Make CUDA Toolkit 7.5 local installer non-dependent of driver versions [Linux]

I installed “deb (local)” cuda-repo-ubuntu1404-7-5-local_7.5-18_amd64.deb package on Kubuntu 14.04. The CUDA toolkit related packages allows as a dependency only nvidia-352 driver package.
So users who install CUDA from nvidia download site are stuck to nvidia-352 driver version and they can not upgrade the driver from repositories or PPA’s while maintaining CUDA installed. For example from here:

If you try to install any driver from that PPA, then CUDA related packages will be uninstalled.

Please rebuild CUDA packages you offer to download, allowing higher driver versions than nvidia-352 (or higher versions than the driver version that you choose include when creating packages).

Thanks.

I second that. Could not install CUDA 7.5 om OpenSUSE because I was using 361.42 of the G04 driver. They should at least provide CUDA compiled against their Long Lived Branch version of the driver.

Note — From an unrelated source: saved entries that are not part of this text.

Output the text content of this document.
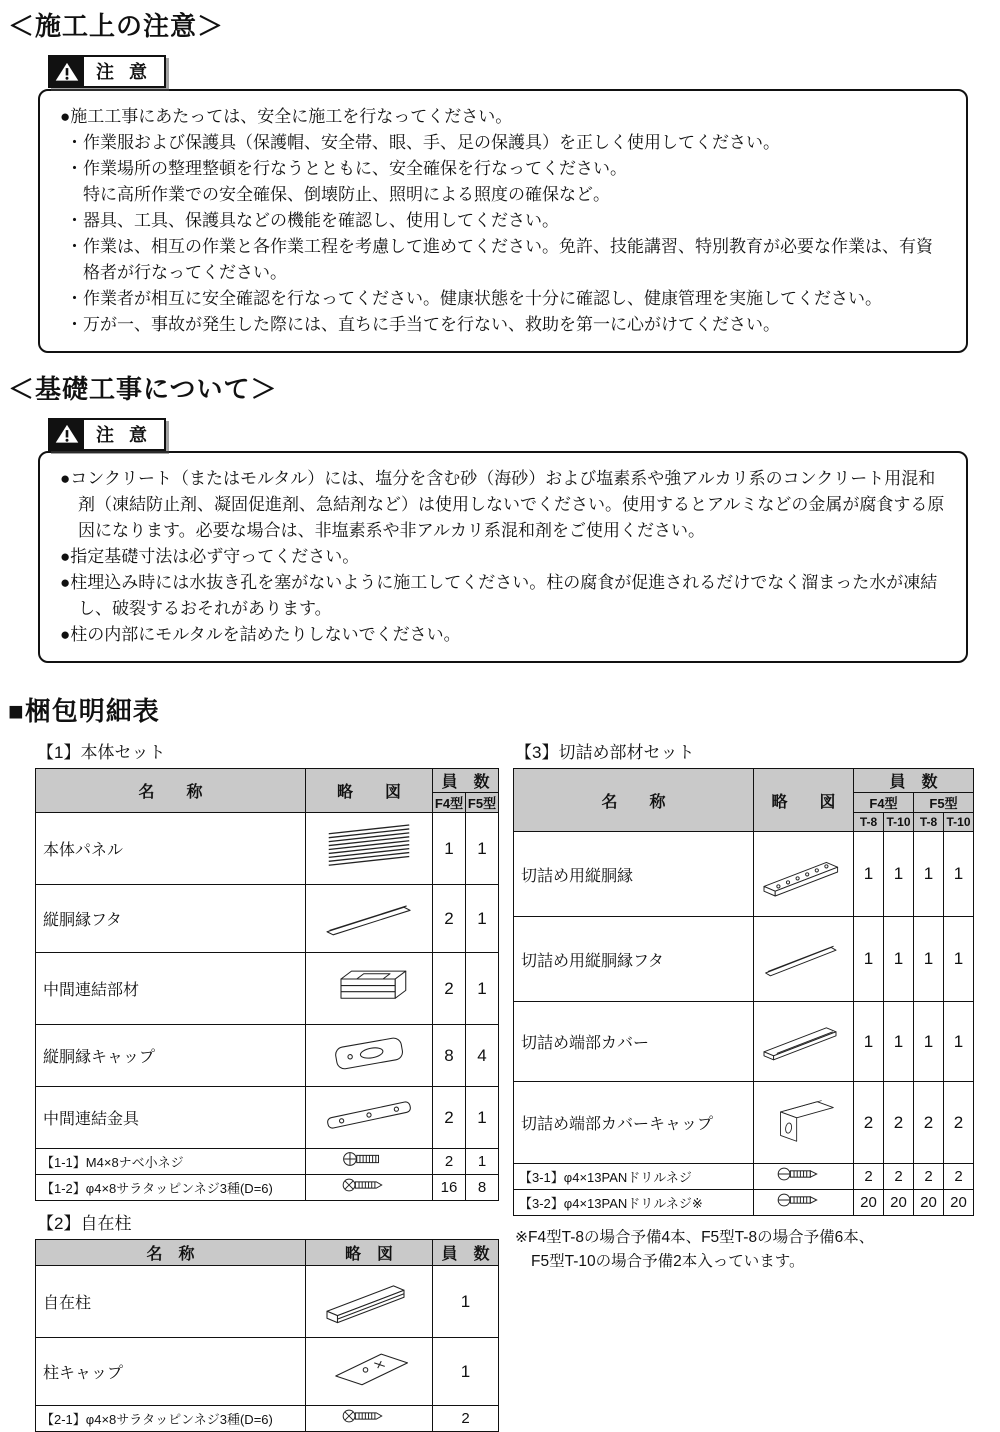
＜施工上の注意＞
注 意
●施工工事にあたっては、安全に施工を行なってください。
・作業服および保護具（保護帽、安全帯、眼、手、足の保護具）を正しく使用してください。
・作業場所の整理整頓を行なうとともに、安全確保を行なってください。
特に高所作業での安全確保、倒壊防止、照明による照度の確保など。
・器具、工具、保護具などの機能を確認し、使用してください。
・作業は、相互の作業と各作業工程を考慮して進めてください。免許、技能講習、特別教育が必要な作業は、有資格者が行なってください。
・作業者が相互に安全確認を行なってください。健康状態を十分に確認し、健康管理を実施してください。
・万が一、事故が発生した際には、直ちに手当てを行ない、救助を第一に心がけてください。
＜基礎工事について＞
注 意
●コンクリート（またはモルタル）には、塩分を含む砂（海砂）および塩素系や強アルカリ系のコンクリート用混和剤（凍結防止剤、凝固促進剤、急結剤など）は使用しないでください。使用するとアルミなどの金属が腐食する原因になります。必要な場合は、非塩素系や非アルカリ系混和剤をご使用ください。
●指定基礎寸法は必ず守ってください。
●柱埋込み時には水抜き孔を塞がないように施工してください。柱の腐食が促進されるだけでなく溜まった水が凍結し、破裂するおそれがあります。
●柱の内部にモルタルを詰めたりしないでください。
■梱包明細表
【1】本体セット
名　　称	略　　図	員　数	
		F4型	F5型
本体パネル		1	1
縦胴縁フタ		2	1
中間連結部材		2	1
縦胴縁キャップ		8	4
中間連結金具		2	1
【1-1】M4×8ナベ小ネジ		2	1
【1-2】φ4×8サラタッピンネジ3種(D=6)		16	8
【2】自在柱
名　称	略　図	員　数
自在柱		1
柱キャップ		1
【2-1】φ4×8サラタッピンネジ3種(D=6)		2
【3】切詰め部材セット
名　　称	略　　図	員　数			
		F4型		F5型	
		T-8	T-10	T-8	T-10
切詰め用縦胴縁		1	1	1	1
切詰め用縦胴縁フタ		1	1	1	1
切詰め端部カバー		1	1	1	1
切詰め端部カバーキャップ		2	2	2	2
【3-1】φ4×13PANドリルネジ		2	2	2	2
【3-2】φ4×13PANドリルネジ※		20	20	20	20
※F4型T-8の場合予備4本、F5型T-8の場合予備6本、
F5型T-10の場合予備2本入っています。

Any nvidia responsible for creating packages read the forums? Or should I make my request somewhere else?
I see that is about to be released CUDA 8. Please you consider that I pose here when you creating CUDA 8 packages for Linux.
Thank you.

My suggestion would be to file a bug. Give an exact command sequence that you are following, and show the indication that things are not proceeding as desired.

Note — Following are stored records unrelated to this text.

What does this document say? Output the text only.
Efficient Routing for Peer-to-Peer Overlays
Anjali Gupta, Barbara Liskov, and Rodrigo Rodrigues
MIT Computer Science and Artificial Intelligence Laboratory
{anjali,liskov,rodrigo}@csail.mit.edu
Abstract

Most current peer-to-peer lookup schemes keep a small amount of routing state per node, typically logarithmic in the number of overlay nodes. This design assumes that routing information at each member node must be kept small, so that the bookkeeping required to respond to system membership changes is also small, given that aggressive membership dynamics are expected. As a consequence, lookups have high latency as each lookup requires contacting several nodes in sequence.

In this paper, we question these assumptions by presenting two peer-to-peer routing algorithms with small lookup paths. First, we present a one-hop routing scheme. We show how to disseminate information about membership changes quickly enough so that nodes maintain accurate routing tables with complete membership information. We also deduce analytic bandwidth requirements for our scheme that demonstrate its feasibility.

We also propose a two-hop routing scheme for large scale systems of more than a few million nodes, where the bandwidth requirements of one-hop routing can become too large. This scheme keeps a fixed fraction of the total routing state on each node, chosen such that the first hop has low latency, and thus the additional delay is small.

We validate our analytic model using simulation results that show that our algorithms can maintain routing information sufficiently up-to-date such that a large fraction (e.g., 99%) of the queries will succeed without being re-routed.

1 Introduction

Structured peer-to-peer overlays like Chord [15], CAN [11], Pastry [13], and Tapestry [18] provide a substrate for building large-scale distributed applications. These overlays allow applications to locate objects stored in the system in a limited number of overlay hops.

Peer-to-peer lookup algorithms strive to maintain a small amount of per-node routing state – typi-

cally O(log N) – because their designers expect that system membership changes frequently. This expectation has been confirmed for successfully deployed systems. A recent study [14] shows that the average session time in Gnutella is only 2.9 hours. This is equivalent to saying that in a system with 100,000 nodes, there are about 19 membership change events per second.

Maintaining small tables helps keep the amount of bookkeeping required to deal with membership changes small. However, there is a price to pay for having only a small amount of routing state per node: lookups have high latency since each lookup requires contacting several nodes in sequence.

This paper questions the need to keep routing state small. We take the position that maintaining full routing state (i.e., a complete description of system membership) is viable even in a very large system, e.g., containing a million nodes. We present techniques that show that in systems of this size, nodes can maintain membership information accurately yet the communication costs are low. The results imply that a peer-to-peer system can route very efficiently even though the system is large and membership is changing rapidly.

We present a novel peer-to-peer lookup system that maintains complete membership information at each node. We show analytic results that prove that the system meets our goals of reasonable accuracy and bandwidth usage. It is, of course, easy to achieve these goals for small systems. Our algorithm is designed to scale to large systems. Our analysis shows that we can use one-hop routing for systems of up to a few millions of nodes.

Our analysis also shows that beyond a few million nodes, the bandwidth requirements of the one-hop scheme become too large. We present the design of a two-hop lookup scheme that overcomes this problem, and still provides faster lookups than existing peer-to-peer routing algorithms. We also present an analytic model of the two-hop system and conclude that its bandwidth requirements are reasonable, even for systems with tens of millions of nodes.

And while I haven’t studied your report carefully, I will say that if you are using any repo other than what NVIDIA provides, it’s unlikely that you’ll get any response on your concern.

You should be using only the defined repos as indicated in the CUDA linux installation guide. That guide and method presupposes that you will want to make upgrades in the future:

[url]Installation Guide Linux :: CUDA Toolkit Documentation

I don’t think there’s any intention to allow people to install drivers from unknown repos. The NVIDIA driver can be packaged in a variety of different ways, with or without certain modules and libraries. The driver to support CUDA needs to be packaged with specific components.

From what I see in this guide it only talks about official repositories for each distribution, and there are no official package repositories provided by nvidia. And I can not find any official nvidia repository containing each new version of the graphic driver.
All that you say would be valid if nvidia would launch friendly graphics driver installers (deb, rpm) for each new version of the driver, just as it does for Windows. But for Linux nvidia launches only unfriendly .run file where users often damage the system when trying to install the graphic driver. So, ‘thankfully’ third party repositories exist (official from each distribution, and PPA’s in Ubuntu).
Anyway all this is deviating the real point, because the problem I mentioned also would happen with the official repositories of each distribution. The point is that for local/network CUDA installer packages, nvidia is creating wrong package dependencies, allowing only one version of the driver. If we want to be more exhaustive, for CUDA for developers packages nVidia does not even obliged to include the graphic driver in the local/network installer packages. Simply provide CUDA for developers packages in local installer with the correct dependencies so that the user can install any driver version from the repositories.